Timing the Padel wave for investors
The best chance to create value in Padel will come while the market is still expanding. Investors will be focused on buying into a growing asset, where utilisation and revenues are climbing, rather than once growth has plateaued, and valuations are already set. Entering too late risks paying for maturity.
Sweden serves as a cautionary tale to both operators and investors with an appetite for the UK market. Padel’s rise in Scandinavia was even sharper than in the UK, with interest generated during the pandemic and then later fuelled by private investment and a wave of speculative overbuilding. In the end, the country was left with an oversupply of venues and many closed their doors.
The UK faces its own constraints. Planning restrictions and local opposition on noise can make site selection challenging, while the country’s climate is an added complication for operators choosing between outdoor and indoor models. This is compounded by a lack of funding to keep up with the sheer volume of potential projects currently available.
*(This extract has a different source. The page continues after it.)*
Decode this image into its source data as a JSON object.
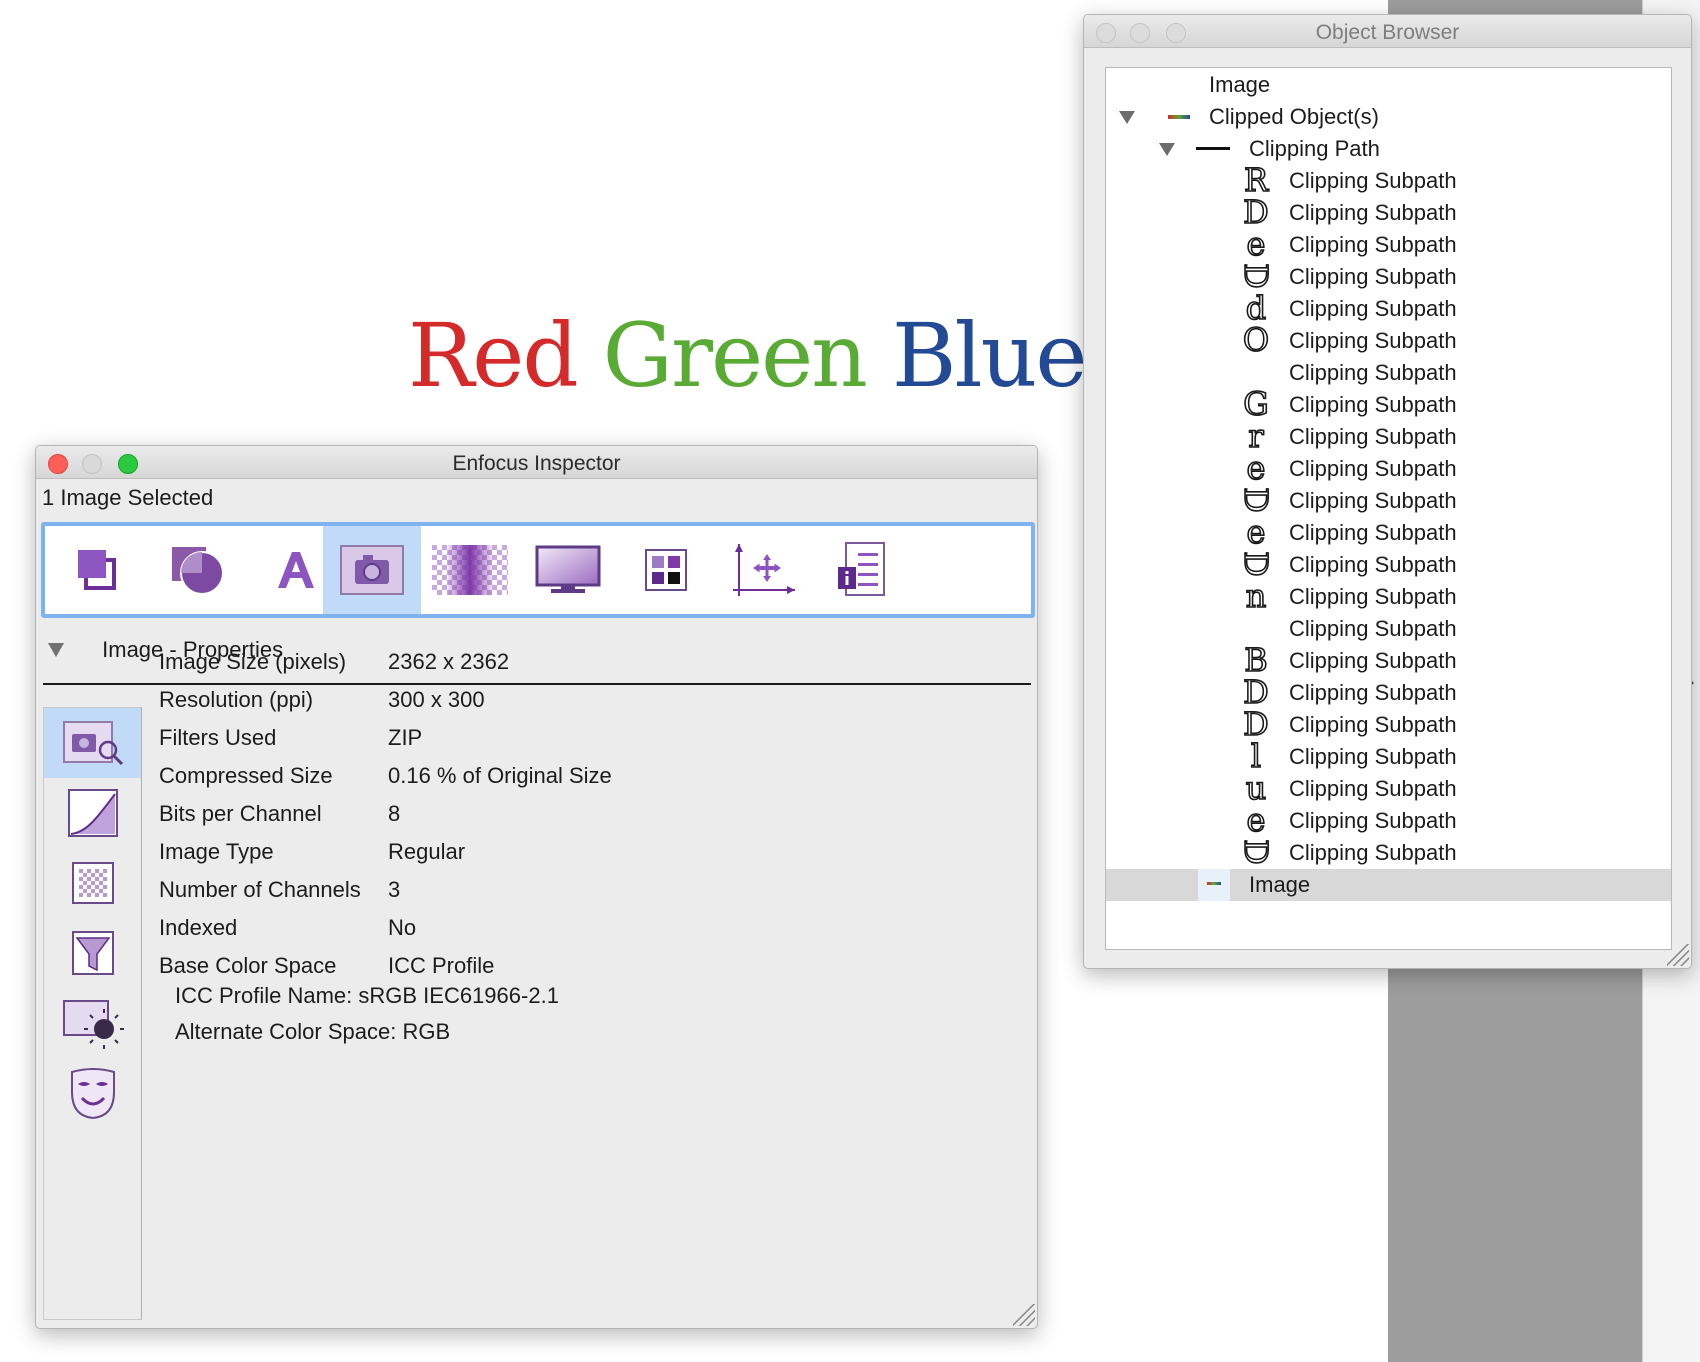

Right now, the absence of clear valuation benchmarks also gives first movers an advantage. Early backers can set the standards for how successful Padel businesses are valued, rather than paying established multiples once consolidation begins. For investors, the implication is straightforward. Backing operators whose models can scale and drive long-term repeat usage will be key once consolidation begins to reshape the market. For some, success will come from building padel as a sport with a loyal weekly player base. For others, it may be the ability to layer in food, drink and events, in some cases becoming a larger revenue driver than the courts themselves, that delivers the winning position.
This article first appeared in Propel.